Indeed, Summerhill finds itself at a crossroads as rapid development has brought new businesses and living spaces to the area, but risks the kind of gentrification that can alienate its longstanding Black residents. “When they built the Interstate, it separated Summerhill from the rest of Atlanta. So we thought, ‘What if we open this restaurant and it becomes the hottest **** south of I-20.”
Washington and Nutter, who are both Black, have several plans for community outreach, specifically hiring staff from the neighborhood with an emphasis on mentoring young Black chefs. Two other investors, well known veterans of the city’s craft cocktail scene, will be operating partners overseeing the bar program.

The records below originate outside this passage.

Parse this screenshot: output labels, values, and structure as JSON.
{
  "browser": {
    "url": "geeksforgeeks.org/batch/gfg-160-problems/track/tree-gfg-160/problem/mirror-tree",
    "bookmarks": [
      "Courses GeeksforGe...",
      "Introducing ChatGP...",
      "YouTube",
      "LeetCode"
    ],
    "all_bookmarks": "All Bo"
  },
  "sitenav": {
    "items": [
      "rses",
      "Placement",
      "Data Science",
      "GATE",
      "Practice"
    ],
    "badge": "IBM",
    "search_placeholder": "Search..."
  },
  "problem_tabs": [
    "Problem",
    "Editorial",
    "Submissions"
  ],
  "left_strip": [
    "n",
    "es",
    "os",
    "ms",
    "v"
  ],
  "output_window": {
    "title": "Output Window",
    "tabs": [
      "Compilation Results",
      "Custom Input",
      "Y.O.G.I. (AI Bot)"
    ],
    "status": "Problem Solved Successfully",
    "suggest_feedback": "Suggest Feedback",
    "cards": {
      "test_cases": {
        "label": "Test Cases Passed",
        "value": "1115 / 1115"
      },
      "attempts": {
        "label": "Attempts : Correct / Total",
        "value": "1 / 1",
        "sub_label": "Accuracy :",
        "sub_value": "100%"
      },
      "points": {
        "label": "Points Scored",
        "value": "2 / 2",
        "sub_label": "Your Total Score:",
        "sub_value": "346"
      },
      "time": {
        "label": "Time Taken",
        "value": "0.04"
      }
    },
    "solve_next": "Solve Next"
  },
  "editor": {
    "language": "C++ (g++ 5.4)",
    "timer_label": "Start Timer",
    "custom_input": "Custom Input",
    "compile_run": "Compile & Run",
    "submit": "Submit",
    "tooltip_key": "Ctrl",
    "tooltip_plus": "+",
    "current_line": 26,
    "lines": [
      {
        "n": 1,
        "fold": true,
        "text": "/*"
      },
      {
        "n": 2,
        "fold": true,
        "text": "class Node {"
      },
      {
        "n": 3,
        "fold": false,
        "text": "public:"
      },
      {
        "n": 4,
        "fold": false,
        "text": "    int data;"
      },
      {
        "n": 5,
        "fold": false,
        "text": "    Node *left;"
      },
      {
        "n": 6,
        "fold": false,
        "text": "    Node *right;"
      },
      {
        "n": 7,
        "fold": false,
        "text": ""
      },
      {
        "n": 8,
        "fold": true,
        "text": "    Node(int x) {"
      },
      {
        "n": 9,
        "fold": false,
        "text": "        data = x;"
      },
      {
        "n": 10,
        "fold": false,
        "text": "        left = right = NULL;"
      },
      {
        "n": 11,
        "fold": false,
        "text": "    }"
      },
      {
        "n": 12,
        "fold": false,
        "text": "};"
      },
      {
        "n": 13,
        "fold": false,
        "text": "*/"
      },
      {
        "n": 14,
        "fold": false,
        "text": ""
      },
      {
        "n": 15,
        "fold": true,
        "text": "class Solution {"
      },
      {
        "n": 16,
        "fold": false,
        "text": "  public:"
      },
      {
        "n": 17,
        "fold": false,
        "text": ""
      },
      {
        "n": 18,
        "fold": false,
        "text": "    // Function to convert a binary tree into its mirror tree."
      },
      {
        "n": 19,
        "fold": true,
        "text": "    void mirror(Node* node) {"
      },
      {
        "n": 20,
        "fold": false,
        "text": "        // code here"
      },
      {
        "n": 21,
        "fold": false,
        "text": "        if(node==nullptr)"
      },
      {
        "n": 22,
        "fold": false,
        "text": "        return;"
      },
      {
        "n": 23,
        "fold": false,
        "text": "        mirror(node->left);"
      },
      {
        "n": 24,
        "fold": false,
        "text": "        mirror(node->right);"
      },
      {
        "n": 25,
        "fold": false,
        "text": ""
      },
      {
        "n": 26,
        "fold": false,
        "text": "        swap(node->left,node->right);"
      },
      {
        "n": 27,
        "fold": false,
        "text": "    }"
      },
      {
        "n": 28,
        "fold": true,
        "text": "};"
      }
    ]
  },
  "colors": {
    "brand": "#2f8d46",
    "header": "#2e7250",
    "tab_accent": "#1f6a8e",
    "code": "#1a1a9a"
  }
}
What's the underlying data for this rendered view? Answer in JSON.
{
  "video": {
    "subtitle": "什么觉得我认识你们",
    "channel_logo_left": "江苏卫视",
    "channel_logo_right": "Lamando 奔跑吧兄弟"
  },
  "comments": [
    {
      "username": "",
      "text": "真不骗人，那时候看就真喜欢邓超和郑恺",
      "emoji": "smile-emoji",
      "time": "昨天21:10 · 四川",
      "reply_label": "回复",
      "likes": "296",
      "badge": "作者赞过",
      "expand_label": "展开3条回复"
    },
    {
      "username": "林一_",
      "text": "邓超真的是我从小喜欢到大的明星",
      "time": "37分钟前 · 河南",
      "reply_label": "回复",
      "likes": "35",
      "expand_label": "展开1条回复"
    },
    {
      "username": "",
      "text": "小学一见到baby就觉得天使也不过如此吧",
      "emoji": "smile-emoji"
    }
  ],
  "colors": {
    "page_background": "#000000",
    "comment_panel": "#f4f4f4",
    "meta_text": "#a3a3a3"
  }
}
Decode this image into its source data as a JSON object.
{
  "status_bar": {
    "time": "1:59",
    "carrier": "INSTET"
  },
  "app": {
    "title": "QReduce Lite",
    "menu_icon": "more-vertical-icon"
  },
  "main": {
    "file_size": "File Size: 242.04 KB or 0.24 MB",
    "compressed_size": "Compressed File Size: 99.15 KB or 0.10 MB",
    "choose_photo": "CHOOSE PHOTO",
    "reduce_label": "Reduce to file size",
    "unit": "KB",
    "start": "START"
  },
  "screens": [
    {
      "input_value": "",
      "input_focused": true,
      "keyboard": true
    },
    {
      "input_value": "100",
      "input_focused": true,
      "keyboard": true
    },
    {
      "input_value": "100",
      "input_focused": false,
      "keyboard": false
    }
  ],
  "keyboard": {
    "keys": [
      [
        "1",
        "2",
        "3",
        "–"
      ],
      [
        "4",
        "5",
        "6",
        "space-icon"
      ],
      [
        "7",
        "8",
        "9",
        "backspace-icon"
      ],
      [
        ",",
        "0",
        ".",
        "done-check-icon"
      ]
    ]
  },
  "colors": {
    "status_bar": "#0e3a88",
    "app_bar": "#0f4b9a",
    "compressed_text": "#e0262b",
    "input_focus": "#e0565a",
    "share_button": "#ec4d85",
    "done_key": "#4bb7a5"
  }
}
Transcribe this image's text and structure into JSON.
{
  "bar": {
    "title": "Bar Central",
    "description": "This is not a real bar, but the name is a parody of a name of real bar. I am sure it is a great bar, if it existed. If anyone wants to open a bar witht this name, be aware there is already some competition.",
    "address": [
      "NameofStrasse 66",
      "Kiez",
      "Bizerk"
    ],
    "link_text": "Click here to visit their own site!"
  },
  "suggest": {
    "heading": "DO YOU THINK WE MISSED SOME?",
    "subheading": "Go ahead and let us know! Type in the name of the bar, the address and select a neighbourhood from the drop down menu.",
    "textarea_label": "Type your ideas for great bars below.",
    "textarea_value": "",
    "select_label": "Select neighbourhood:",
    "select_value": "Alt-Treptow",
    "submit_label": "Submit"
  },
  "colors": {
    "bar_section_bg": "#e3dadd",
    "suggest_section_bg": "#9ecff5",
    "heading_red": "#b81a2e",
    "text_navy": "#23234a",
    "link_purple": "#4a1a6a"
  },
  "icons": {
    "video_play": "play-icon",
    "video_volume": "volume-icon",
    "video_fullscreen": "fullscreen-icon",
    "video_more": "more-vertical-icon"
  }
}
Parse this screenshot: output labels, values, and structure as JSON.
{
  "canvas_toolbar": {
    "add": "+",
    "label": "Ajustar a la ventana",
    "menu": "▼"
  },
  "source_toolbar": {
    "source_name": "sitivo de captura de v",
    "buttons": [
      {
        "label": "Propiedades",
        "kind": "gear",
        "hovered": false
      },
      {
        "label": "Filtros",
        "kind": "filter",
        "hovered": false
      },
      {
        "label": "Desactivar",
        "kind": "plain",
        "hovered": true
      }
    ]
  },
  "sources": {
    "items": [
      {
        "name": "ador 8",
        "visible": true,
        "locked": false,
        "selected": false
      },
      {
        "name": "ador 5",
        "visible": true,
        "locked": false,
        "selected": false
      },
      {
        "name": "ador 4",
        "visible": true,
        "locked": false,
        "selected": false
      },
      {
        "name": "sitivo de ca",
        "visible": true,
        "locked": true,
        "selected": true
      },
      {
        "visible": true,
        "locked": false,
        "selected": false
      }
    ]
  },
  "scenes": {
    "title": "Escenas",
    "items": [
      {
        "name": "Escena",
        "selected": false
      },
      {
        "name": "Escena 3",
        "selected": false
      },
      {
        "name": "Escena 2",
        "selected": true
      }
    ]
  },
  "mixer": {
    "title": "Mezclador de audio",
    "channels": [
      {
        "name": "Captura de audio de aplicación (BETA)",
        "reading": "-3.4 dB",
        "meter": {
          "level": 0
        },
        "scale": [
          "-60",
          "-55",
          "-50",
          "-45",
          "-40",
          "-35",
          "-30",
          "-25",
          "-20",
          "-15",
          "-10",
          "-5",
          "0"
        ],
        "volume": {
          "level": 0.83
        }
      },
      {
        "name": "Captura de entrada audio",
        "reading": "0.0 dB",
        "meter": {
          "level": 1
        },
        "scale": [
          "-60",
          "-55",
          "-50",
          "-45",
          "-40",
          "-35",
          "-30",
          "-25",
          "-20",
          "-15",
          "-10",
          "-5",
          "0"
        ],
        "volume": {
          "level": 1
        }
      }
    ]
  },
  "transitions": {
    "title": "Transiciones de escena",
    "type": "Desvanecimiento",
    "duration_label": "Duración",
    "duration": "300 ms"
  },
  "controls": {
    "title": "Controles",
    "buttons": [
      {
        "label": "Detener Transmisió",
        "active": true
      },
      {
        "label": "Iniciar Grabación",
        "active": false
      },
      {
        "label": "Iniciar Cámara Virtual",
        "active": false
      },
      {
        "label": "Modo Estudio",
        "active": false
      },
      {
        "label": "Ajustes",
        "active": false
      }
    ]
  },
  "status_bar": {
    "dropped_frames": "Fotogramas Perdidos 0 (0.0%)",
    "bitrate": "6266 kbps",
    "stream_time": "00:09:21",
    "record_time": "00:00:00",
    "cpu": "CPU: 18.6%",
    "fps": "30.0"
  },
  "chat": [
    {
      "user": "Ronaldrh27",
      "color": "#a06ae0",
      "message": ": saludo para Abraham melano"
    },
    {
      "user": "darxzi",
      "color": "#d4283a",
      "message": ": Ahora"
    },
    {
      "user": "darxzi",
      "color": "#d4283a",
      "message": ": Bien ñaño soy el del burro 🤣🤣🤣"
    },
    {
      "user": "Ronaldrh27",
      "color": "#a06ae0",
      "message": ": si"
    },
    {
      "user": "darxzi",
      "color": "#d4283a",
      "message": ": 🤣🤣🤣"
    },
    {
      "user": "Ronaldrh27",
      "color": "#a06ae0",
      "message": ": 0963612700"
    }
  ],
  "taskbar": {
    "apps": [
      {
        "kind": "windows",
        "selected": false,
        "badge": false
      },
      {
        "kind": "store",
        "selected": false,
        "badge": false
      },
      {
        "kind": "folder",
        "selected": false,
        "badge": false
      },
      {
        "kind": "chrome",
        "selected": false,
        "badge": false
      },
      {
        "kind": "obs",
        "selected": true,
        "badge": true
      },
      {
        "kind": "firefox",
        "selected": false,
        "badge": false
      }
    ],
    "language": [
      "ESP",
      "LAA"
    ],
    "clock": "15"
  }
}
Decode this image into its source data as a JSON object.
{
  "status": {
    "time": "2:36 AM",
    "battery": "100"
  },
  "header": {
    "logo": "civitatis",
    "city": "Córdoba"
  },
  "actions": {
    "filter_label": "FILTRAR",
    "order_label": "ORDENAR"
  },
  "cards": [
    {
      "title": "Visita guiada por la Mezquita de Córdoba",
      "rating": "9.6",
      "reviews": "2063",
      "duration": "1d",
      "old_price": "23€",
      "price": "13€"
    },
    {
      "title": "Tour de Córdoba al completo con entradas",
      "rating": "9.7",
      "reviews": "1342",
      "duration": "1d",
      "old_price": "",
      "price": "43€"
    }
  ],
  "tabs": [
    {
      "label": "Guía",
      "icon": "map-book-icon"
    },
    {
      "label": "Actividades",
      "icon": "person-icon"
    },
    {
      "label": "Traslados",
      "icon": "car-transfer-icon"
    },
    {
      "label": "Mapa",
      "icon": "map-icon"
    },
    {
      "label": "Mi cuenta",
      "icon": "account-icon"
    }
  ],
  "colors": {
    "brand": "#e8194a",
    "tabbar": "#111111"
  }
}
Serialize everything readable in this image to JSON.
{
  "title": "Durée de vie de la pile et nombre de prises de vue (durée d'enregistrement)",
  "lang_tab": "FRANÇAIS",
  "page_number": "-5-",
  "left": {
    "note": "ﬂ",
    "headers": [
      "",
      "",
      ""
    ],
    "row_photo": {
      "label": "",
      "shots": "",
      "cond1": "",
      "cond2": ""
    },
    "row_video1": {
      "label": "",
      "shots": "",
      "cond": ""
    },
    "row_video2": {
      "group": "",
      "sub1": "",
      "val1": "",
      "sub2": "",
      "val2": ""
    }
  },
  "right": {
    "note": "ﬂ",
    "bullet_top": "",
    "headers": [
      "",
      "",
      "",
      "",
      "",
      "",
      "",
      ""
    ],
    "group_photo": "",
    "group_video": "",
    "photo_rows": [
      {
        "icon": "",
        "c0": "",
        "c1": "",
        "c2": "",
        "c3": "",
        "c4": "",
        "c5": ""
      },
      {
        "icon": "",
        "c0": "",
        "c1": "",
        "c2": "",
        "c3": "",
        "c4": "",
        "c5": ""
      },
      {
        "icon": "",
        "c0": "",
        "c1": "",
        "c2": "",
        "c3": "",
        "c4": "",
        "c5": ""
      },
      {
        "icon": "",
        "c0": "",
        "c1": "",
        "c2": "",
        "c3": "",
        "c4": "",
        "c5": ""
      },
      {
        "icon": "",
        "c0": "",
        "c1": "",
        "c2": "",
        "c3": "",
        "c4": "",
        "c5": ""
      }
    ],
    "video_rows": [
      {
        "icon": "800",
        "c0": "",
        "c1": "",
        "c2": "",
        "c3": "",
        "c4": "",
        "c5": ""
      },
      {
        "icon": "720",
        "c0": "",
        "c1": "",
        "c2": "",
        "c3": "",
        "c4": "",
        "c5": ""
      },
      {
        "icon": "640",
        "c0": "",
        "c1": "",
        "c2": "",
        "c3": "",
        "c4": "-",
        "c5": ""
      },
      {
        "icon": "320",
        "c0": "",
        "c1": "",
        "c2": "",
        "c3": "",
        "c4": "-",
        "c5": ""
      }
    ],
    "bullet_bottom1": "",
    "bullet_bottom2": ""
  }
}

Washington and Nutter had long hoped for an opportunity to come back to Atlanta with a new restaurant. Though neither are natives, the city holds a special place for them as they both first moved here to work with Darryl Evans, a pioneering Black chef who mentored a generation of talent during his tenure at several area landmarks, including the Four Seasons Hotel. They will continue operating Southern National and split their time between the two.
Washington, who used to live in East Point, would cut through Summerhill on his way to work. “I always thought this neighborhood needed a marquee restaurant to create some vibe and energy,” he said. “I always wondered why no one had developed it.”
Kristie Abney, the realtor who took Washington around when he was shopping for spaces, said his reaction was immediate. “He was like a bride who had looked at eight million wedding dresses and is like this is the one.”